If we remove all of the kitschy, shitty parts of Twin Peaks the show and combine it with Fire Walk With Me the movie, we’re left with something powerful that casts a long shadow on early entries in the Silent Hill series in the Survival Horror video game genre - all are stunningly-realized depictions of complete nightmare scenarios.
In Twin Peaks, these terror-bound properties cross the television-film divide with a high level of grace and consistency. But in stripping the ‘junk food’ segments out of the show we lose a lot of its personality and emotion. In trope reduction, Twin Peaks is made timeless and more accessible, but it also becomes stark and, frankly, more boring. It becomes excellent reference material but it ceases to be television.

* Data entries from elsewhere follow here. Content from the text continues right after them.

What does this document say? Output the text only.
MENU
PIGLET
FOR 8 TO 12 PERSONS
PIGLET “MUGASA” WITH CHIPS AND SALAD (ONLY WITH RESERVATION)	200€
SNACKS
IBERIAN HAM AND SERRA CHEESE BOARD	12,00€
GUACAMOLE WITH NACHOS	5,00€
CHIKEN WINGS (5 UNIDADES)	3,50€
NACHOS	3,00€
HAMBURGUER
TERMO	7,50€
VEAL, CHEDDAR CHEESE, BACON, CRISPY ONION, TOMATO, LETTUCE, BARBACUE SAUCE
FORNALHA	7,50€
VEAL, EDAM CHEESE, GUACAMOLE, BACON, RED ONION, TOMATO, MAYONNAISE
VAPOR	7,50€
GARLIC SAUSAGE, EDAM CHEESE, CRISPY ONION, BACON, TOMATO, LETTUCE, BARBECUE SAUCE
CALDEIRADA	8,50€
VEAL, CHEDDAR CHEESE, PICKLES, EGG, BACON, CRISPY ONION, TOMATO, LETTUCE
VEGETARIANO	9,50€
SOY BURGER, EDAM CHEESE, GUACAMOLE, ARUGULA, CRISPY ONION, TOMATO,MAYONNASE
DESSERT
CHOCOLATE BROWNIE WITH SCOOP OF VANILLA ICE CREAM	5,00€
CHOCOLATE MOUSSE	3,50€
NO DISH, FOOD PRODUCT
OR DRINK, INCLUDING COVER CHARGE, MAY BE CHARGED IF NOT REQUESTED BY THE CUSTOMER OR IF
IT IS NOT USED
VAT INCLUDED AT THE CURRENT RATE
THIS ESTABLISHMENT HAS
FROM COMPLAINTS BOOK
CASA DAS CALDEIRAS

If we combine the TV/film Twin Peaks and leave all of the content intact, however, we end up with a fascinating composite work that demonstrates a key feature of most things that David Lynch gets credit for. It’s weird, it’s scary, it’s fun, it’s in-place, and it reaches into itself to perform Lynch’s plot mutation trick, identified above.
Here are some places where you can find the trick:
The actor that played BOB died of HIV-related complications in 1995, three years after the release of Fire Walk With Me. His role on Twin Peaks was not planned. In fact, the character was conceived completely off-the-cuff; the idea for the role was prompted by a fortunate mistake2.
This mistake resulted in an unforgettable and iconic character and perhaps the high point of the actor’s professional life.
Coming in three years after the movie, this death, though sad, cannot possibly be considered significant, eerie, or ‘oddly coincidental’, no - but it is near enough to true significance to serve as a metaphor for what the end of the series represents to me.